MD and QM/MM study on catalytic mechanism of a FAD-dependent enzyme ORF36: for nitro sugar biosynthesis.

The catalytic mechanism of a FAD-dependent nitrososynthase (ORF36) was studied with molecular dynamics (MD) and quantum mechanical/molecular mechanical (QM/MM) methods. Residues Leu160 and Phe374 play an important role during the FAD binding with ORF36. Similar phenylalanine/leucine pair was found in the other two enzymes of this family. For the second oxidation step of ORF36 toward thymidine diphosphate-l-epi-vancosamine, three elementary catalytic steps were found: a hydroxylation step, a hydrogen back-transfer step and a hydroxyl group elimination step.

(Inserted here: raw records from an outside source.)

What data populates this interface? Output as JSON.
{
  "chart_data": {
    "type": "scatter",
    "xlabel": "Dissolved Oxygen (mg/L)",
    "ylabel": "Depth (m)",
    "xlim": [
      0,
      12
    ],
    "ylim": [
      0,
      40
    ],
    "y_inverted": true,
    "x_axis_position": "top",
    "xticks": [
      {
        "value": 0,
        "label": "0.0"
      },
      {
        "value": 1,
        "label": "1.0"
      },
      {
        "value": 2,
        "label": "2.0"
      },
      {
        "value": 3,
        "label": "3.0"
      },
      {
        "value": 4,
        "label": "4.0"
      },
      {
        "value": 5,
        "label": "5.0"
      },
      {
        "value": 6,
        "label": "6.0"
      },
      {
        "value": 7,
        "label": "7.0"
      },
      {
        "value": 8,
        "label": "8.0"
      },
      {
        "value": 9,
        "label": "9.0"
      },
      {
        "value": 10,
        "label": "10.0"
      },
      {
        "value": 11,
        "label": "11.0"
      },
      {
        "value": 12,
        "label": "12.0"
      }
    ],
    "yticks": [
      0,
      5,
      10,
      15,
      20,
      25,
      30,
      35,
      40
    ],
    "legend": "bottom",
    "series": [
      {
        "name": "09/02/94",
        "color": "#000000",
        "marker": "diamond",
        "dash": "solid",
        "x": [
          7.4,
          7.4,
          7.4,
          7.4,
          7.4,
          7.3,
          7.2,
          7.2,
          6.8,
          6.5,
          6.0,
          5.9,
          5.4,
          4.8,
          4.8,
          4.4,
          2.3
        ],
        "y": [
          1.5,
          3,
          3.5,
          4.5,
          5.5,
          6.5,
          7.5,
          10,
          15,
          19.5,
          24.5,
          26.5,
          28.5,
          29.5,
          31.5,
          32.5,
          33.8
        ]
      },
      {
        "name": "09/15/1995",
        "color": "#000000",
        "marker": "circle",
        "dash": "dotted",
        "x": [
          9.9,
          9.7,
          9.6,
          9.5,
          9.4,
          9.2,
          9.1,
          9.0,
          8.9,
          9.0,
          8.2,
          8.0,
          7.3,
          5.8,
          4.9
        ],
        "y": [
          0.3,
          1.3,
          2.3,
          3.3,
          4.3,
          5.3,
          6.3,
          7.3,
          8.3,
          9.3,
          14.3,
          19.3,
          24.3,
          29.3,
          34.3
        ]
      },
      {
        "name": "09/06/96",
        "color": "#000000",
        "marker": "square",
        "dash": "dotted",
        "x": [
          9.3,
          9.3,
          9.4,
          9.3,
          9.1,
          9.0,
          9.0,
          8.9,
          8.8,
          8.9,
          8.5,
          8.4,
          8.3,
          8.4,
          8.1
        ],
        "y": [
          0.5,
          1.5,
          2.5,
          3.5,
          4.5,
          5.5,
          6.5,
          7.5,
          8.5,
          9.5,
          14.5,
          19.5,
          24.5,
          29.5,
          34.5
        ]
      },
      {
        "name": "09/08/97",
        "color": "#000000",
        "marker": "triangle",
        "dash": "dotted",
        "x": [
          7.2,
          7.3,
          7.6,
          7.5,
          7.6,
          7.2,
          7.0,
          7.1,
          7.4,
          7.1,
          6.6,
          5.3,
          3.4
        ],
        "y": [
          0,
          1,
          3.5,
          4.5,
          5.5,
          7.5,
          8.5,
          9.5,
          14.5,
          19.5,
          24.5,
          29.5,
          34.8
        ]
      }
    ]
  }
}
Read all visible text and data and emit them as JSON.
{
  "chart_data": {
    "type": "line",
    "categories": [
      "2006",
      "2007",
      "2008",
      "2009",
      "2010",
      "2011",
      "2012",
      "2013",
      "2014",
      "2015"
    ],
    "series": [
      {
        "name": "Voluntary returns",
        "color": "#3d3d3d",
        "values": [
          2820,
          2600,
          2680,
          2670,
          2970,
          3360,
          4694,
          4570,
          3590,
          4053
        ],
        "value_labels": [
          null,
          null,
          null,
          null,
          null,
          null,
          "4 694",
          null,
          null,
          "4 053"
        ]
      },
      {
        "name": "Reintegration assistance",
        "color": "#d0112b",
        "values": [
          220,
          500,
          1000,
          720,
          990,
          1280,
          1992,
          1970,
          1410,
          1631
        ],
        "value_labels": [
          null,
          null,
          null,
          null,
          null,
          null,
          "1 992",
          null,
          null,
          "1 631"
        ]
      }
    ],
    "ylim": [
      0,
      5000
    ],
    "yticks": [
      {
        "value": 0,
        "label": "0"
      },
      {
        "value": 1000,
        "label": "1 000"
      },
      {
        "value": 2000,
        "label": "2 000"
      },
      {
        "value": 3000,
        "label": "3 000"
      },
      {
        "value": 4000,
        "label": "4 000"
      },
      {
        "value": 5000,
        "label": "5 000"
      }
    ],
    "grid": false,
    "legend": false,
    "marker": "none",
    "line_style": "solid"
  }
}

The hydroxylation step is found to be the rate-determining step with an energy barrier of 26.3kcal/mol under the B3LYP/cc-pVTZ//CHARMM22 level. Two possible pathways for the second oxidation step are carefully investigated. Our simulations indicate that an oxygen atom from the coenzyme FADHOOH is inserted into the product. In addition, the electrostatic influence of 17 individual residues and five neighboring water molecules on the rate-determining step was estimated. The results indicate that groups Gly132/Ala133/Leu134, Met375/Gln376 and a water fence play a key role in facilitating the rate-determining step. On the other hand, residues Leu160, Val161 and Ser162 are found to be critical to suppress the rate-determining step. Our results lead to further understanding of the detailed catalytic pathways for nitro sugar biosynthesis.